Pulse oximetry may overestimate oxygen saturation in people with dark skin colour.[7]
Reproducible spirometry and PEF
Rarely used during the initial assessment or monitoring of acute asthma exacerbations in children because they are difficult to assess, especially in young children, and stay normal in many attacks.
They may be useful in identifying alternative diagnoses in the differential.
If attempted, measurement should be performed with the patient seated and the best value of three attempts taken.

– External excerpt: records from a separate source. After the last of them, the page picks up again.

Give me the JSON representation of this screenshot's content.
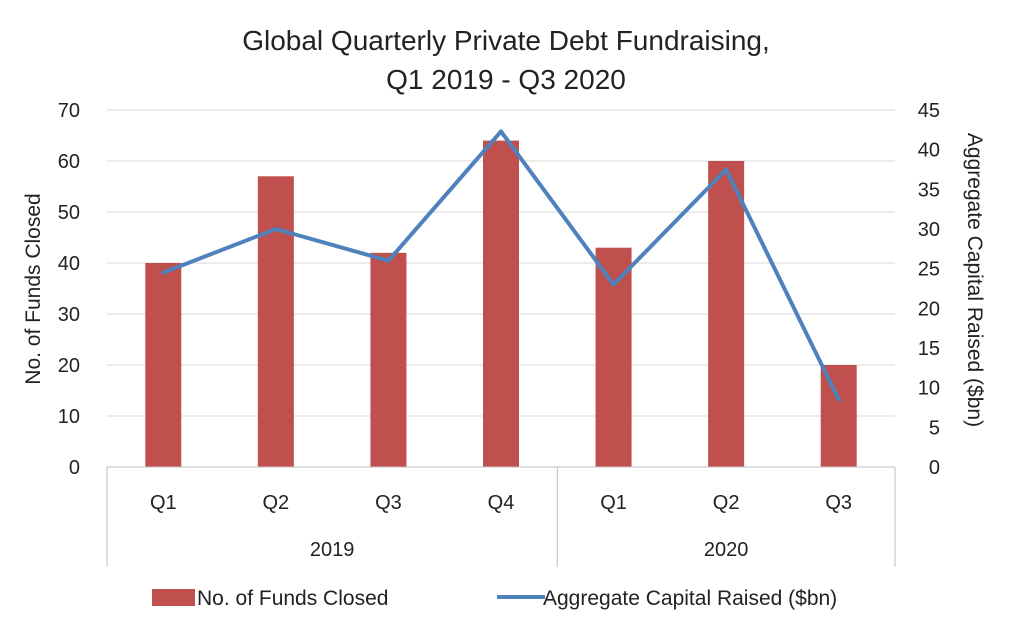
{
  "chart_data": {
    "type": "bar",
    "title_lines": [
      "Global Quarterly Private Debt Fundraising,",
      "Q1 2019 - Q3 2020"
    ],
    "categories": [
      "Q1",
      "Q2",
      "Q3",
      "Q4",
      "Q1",
      "Q2",
      "Q3"
    ],
    "groups": [
      {
        "label": "2019",
        "count": 4
      },
      {
        "label": "2020",
        "count": 3
      }
    ],
    "series": [
      {
        "name": "No. of Funds Closed",
        "type": "bar",
        "axis": "left",
        "color": "#c0504d",
        "values": [
          40,
          57,
          42,
          64,
          43,
          60,
          20
        ]
      },
      {
        "name": "Aggregate Capital Raised ($bn)",
        "type": "line",
        "axis": "right",
        "color": "#4f81bd",
        "values": [
          24.5,
          30,
          26,
          42.3,
          23,
          37.5,
          8.5
        ]
      }
    ],
    "ylabel": "No. of Funds Closed",
    "y2label": "Aggregate Capital Raised ($bn)",
    "ylim": [
      0,
      70
    ],
    "y2lim": [
      0,
      45
    ],
    "yticks": [
      0,
      10,
      20,
      30,
      40,
      50,
      60,
      70
    ],
    "y2ticks": [
      0,
      5,
      10,
      15,
      20,
      25,
      30,
      35,
      40,
      45
    ],
    "grid": true,
    "legend_position": "bottom"
  }
}
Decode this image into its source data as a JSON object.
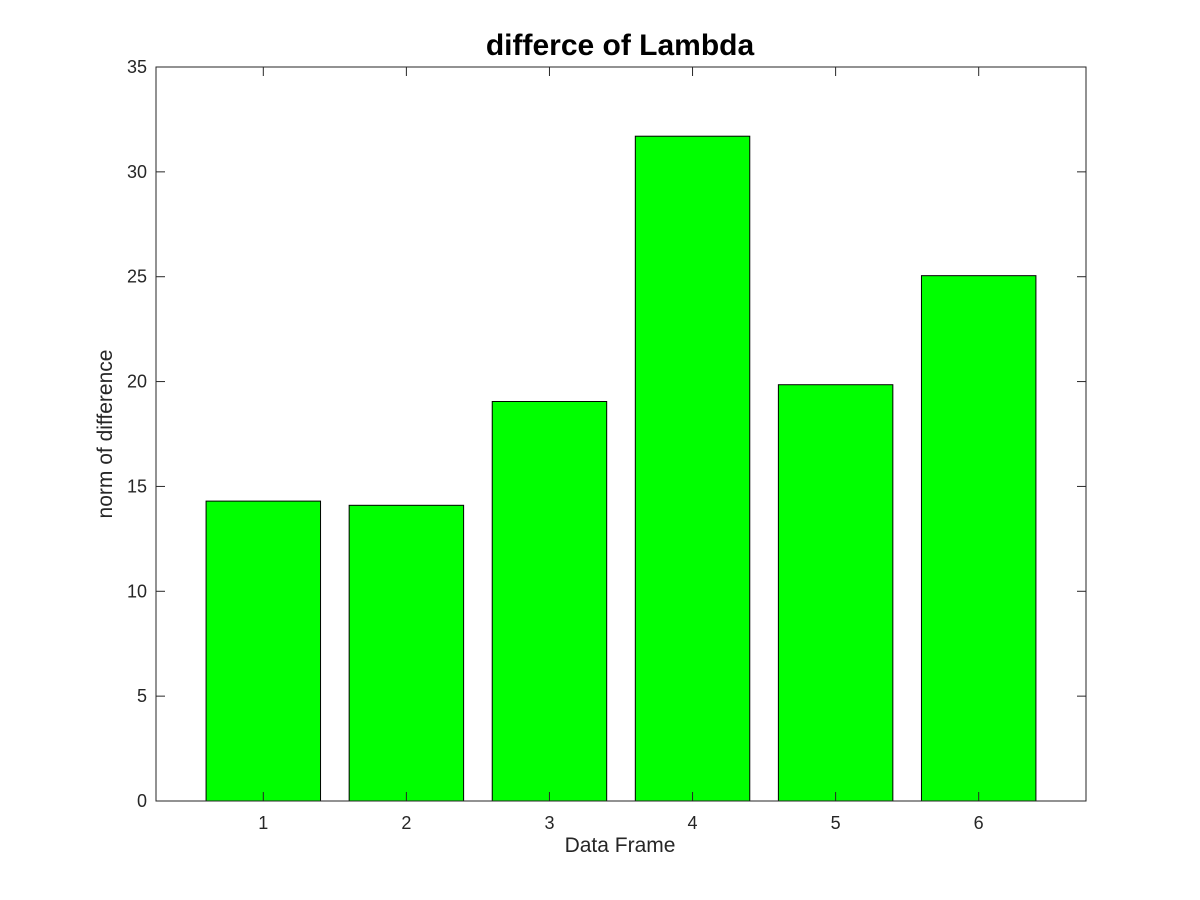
{
  "chart_data": {
    "type": "bar",
    "title": "differce of Lambda",
    "xlabel": "Data Frame",
    "ylabel": "norm of difference",
    "categories": [
      "1",
      "2",
      "3",
      "4",
      "5",
      "6"
    ],
    "values": [
      14.3,
      14.1,
      19.05,
      31.7,
      19.85,
      25.05
    ],
    "xlim": [
      0.25,
      6.75
    ],
    "ylim": [
      0,
      35
    ],
    "yticks": [
      0,
      5,
      10,
      15,
      20,
      25,
      30,
      35
    ],
    "bar_color": "#00ff00",
    "grid": false
  }
}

The degree of reduction in PEF, expressed as a percentage of the predicted value, reflects exacerbation severity. For children aged 6-11 years, a PEF >50% best or predicted indicates a mild or moderate exacerbation and a PEF ≤50% best or predicted indicates a severe or life-threatening exacerbation.[7]
Blood gases
Arterial blood gases (ABGs) are rarely measured in children and are reserved for life-threatening exacerbations.[7]
Free-flowing venous blood gases, taken at the time of intravenous cannulation, provide an approximation of partial pressure of carbon dioxide (PaCO₂).[61]

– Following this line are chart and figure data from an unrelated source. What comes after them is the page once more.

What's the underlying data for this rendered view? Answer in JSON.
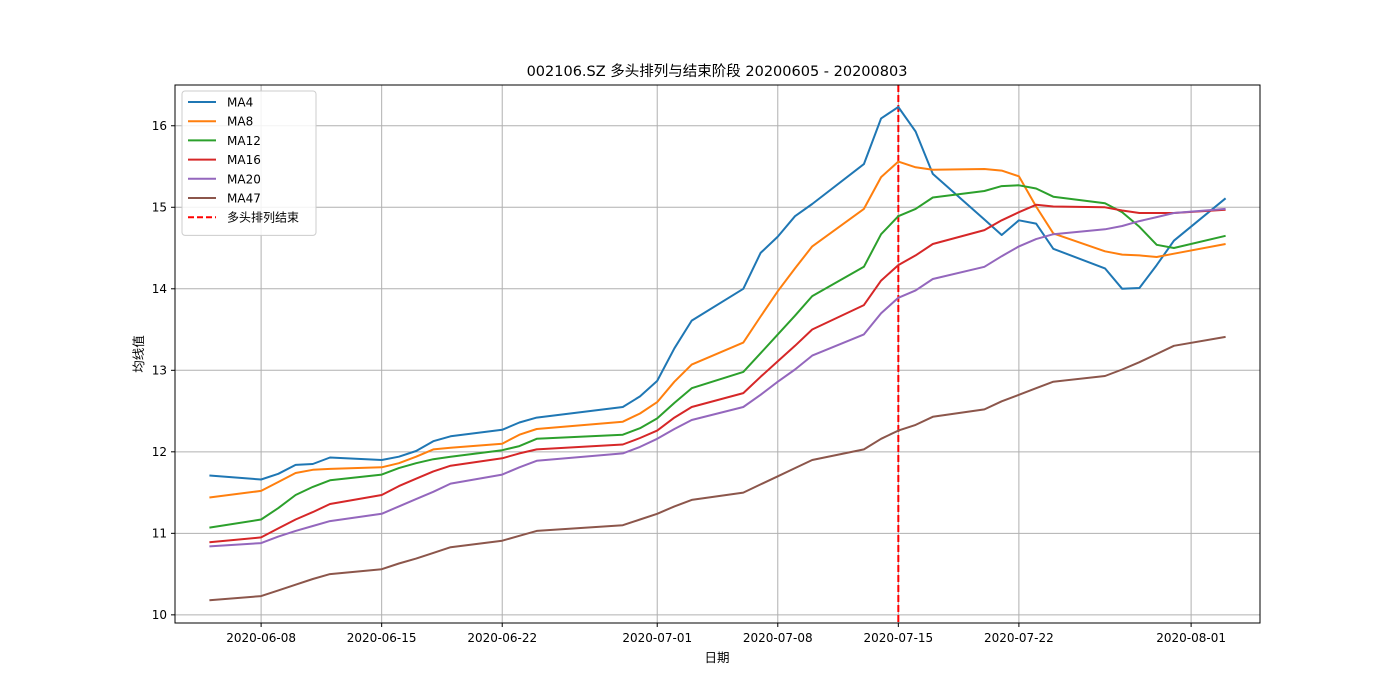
{
  "chart_data": {
    "type": "line",
    "title": "002106.SZ 多头排列与结束阶段 20200605 - 20200803",
    "xlabel": "日期",
    "ylabel": "均线值",
    "ylim": [
      9.9,
      16.5
    ],
    "xlim": [
      "2020-06-03",
      "2020-08-05"
    ],
    "grid": true,
    "legend_position": "top-left",
    "x_ticks": [
      "2020-06-08",
      "2020-06-15",
      "2020-06-22",
      "2020-07-01",
      "2020-07-08",
      "2020-07-15",
      "2020-07-22",
      "2020-08-01"
    ],
    "y_ticks": [
      10,
      11,
      12,
      13,
      14,
      15,
      16
    ],
    "x": [
      "2020-06-05",
      "2020-06-08",
      "2020-06-09",
      "2020-06-10",
      "2020-06-11",
      "2020-06-12",
      "2020-06-15",
      "2020-06-16",
      "2020-06-17",
      "2020-06-18",
      "2020-06-19",
      "2020-06-22",
      "2020-06-23",
      "2020-06-24",
      "2020-06-29",
      "2020-06-30",
      "2020-07-01",
      "2020-07-02",
      "2020-07-03",
      "2020-07-06",
      "2020-07-07",
      "2020-07-08",
      "2020-07-09",
      "2020-07-10",
      "2020-07-13",
      "2020-07-14",
      "2020-07-15",
      "2020-07-16",
      "2020-07-17",
      "2020-07-20",
      "2020-07-21",
      "2020-07-22",
      "2020-07-23",
      "2020-07-24",
      "2020-07-27",
      "2020-07-28",
      "2020-07-29",
      "2020-07-30",
      "2020-07-31",
      "2020-08-03"
    ],
    "series": [
      {
        "name": "MA4",
        "color": "#1f77b4",
        "values": [
          11.71,
          11.66,
          11.73,
          11.84,
          11.85,
          11.93,
          11.9,
          11.94,
          12.01,
          12.13,
          12.19,
          12.27,
          12.36,
          12.42,
          12.55,
          12.68,
          12.87,
          13.27,
          13.61,
          14.0,
          14.44,
          14.64,
          14.89,
          15.04,
          15.53,
          16.09,
          16.23,
          15.93,
          15.41,
          14.85,
          14.66,
          14.84,
          14.8,
          14.49,
          14.25,
          14.0,
          14.01,
          14.29,
          14.59,
          15.11
        ]
      },
      {
        "name": "MA8",
        "color": "#ff7f0e",
        "values": [
          11.44,
          11.52,
          11.63,
          11.74,
          11.78,
          11.79,
          11.81,
          11.86,
          11.94,
          12.03,
          12.05,
          12.1,
          12.21,
          12.28,
          12.37,
          12.47,
          12.61,
          12.86,
          13.07,
          13.34,
          13.66,
          13.97,
          14.25,
          14.52,
          14.98,
          15.37,
          15.56,
          15.49,
          15.46,
          15.47,
          15.45,
          15.38,
          15.01,
          14.68,
          14.46,
          14.42,
          14.41,
          14.39,
          14.43,
          14.55
        ]
      },
      {
        "name": "MA12",
        "color": "#2ca02c",
        "values": [
          11.07,
          11.17,
          11.31,
          11.47,
          11.57,
          11.65,
          11.72,
          11.8,
          11.86,
          11.91,
          11.94,
          12.02,
          12.07,
          12.16,
          12.21,
          12.29,
          12.41,
          12.6,
          12.78,
          12.98,
          13.21,
          13.44,
          13.67,
          13.91,
          14.27,
          14.67,
          14.89,
          14.98,
          15.12,
          15.2,
          15.26,
          15.27,
          15.23,
          15.13,
          15.05,
          14.94,
          14.76,
          14.54,
          14.5,
          14.65
        ]
      },
      {
        "name": "MA16",
        "color": "#d62728",
        "values": [
          10.89,
          10.95,
          11.06,
          11.17,
          11.26,
          11.36,
          11.47,
          11.58,
          11.67,
          11.76,
          11.83,
          11.92,
          11.98,
          12.03,
          12.09,
          12.17,
          12.26,
          12.42,
          12.55,
          12.72,
          12.92,
          13.11,
          13.3,
          13.5,
          13.8,
          14.1,
          14.29,
          14.41,
          14.55,
          14.72,
          14.84,
          14.94,
          15.03,
          15.01,
          15.0,
          14.96,
          14.93,
          14.93,
          14.93,
          14.97
        ]
      },
      {
        "name": "MA20",
        "color": "#9467bd",
        "values": [
          10.84,
          10.88,
          10.96,
          11.03,
          11.09,
          11.15,
          11.24,
          11.33,
          11.42,
          11.51,
          11.61,
          11.72,
          11.81,
          11.89,
          11.98,
          12.06,
          12.16,
          12.28,
          12.39,
          12.55,
          12.7,
          12.86,
          13.01,
          13.18,
          13.44,
          13.7,
          13.89,
          13.98,
          14.12,
          14.27,
          14.4,
          14.52,
          14.61,
          14.67,
          14.73,
          14.77,
          14.83,
          14.88,
          14.93,
          14.98
        ]
      },
      {
        "name": "MA47",
        "color": "#8c564b",
        "values": [
          10.18,
          10.23,
          10.3,
          10.37,
          10.44,
          10.5,
          10.56,
          10.63,
          10.69,
          10.76,
          10.83,
          10.91,
          10.97,
          11.03,
          11.1,
          11.17,
          11.24,
          11.33,
          11.41,
          11.5,
          11.6,
          11.7,
          11.8,
          11.9,
          12.03,
          12.16,
          12.26,
          12.33,
          12.43,
          12.52,
          12.62,
          12.7,
          12.78,
          12.86,
          12.93,
          13.01,
          13.1,
          13.2,
          13.3,
          13.41
        ]
      }
    ],
    "annotations": [
      {
        "type": "vline",
        "x": "2020-07-15",
        "color": "#ff0000",
        "style": "dashed",
        "label": "多头排列结束"
      }
    ]
  }
}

The typical finding is of low PaCO₂ due to pronounced tachypnoea initially (i.e., increased minute ventilation), but PaCO₂ can also be elevated in children with impending respiratory arrest.
Impending exhaustion and respiratory failure is associated with CO₂ retention
Other investigations
Chest x-ray is not indicated routinely. Its main use, to exclude other diagnoses, is indicated in patients presenting with their first episode of asthma, particularly if clinical features are atypical, and in patients with severe exacerbations who have had an atypical response to initial treatment. It is also indicated to assess focal signs on examination suggestive of pneumonia or pneumothorax.[7]

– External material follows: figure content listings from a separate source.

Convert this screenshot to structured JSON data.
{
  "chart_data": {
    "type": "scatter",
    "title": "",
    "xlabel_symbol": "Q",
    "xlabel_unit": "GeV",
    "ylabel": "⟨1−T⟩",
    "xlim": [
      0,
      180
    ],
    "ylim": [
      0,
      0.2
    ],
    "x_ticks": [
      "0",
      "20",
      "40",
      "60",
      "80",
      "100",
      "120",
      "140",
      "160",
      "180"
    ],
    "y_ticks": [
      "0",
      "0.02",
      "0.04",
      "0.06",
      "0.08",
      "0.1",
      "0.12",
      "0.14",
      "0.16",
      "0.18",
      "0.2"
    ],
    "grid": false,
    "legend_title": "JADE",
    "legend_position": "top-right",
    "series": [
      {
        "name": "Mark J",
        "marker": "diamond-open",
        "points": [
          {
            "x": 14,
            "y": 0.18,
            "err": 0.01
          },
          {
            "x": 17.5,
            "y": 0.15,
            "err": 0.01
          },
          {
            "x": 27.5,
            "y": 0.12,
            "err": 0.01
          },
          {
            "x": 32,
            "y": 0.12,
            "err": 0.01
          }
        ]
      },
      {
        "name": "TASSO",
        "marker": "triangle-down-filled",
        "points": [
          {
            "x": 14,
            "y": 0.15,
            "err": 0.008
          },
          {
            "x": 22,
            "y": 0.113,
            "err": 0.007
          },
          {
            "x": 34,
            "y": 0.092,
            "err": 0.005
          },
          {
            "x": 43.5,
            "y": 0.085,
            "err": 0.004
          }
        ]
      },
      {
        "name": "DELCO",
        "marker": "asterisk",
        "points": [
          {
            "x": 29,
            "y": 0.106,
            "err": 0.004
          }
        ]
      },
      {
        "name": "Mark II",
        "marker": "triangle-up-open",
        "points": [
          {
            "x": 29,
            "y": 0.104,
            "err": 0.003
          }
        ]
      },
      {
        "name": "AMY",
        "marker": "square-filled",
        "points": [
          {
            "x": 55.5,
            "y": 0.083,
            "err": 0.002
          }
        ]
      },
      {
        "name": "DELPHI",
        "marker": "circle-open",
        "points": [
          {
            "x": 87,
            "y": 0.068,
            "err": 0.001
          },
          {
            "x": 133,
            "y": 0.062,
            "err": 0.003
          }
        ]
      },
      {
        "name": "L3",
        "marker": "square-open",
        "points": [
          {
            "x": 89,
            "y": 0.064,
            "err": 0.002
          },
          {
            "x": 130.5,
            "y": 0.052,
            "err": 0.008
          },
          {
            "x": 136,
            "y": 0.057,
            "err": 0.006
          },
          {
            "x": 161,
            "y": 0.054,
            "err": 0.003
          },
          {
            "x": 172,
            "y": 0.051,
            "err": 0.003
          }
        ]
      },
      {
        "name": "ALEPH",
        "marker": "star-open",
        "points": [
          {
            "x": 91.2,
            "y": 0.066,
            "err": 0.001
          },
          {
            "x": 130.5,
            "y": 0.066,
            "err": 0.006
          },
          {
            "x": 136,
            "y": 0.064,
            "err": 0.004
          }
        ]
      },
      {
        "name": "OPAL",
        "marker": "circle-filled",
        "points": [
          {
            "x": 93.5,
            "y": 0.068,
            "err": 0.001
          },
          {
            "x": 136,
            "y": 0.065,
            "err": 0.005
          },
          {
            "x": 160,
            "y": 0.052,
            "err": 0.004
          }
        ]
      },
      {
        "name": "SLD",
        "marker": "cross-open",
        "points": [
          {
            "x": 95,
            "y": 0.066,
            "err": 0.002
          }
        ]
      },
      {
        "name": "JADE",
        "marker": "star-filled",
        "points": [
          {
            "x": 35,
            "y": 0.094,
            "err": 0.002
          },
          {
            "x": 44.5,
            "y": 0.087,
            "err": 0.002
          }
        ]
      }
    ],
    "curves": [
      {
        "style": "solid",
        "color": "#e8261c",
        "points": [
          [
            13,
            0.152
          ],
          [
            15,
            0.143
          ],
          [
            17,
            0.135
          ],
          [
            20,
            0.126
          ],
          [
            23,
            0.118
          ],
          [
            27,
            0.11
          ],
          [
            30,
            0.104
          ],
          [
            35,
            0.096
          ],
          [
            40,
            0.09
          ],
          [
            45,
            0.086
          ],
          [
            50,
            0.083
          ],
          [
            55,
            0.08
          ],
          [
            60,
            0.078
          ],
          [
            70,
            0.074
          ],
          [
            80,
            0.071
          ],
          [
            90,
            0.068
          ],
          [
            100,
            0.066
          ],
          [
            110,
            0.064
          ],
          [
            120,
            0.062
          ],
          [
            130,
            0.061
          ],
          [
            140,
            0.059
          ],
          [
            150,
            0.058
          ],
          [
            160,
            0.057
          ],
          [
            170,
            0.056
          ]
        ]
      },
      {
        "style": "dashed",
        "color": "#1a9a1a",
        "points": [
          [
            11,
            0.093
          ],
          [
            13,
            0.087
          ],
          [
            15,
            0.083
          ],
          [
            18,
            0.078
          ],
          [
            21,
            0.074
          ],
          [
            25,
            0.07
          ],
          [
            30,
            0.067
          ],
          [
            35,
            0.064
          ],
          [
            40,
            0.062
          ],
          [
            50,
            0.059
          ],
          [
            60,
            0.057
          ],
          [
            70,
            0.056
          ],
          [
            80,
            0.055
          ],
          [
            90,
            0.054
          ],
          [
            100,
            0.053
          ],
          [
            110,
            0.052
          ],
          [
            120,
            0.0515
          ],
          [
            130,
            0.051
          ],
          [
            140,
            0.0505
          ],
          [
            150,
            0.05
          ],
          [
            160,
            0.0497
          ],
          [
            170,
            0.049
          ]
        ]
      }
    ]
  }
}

The chest x-ray is often normal, but findings may include hyper-inflation (in uncomplicated asthma), pneumothorax, atelectasis, pneumonia, or lobar collapse with consolidation.
Fractional exhaled nitric oxide (FeNO) is not currently recommended for assessing exacerbation severity or guiding acute asthma treatment.[7][55]
Where the equipment is available, NICE recommends FeNO as part of the initial treatment and assessment of acutely unwell children, but this recommendation is not consistent across current international guidelines.[62]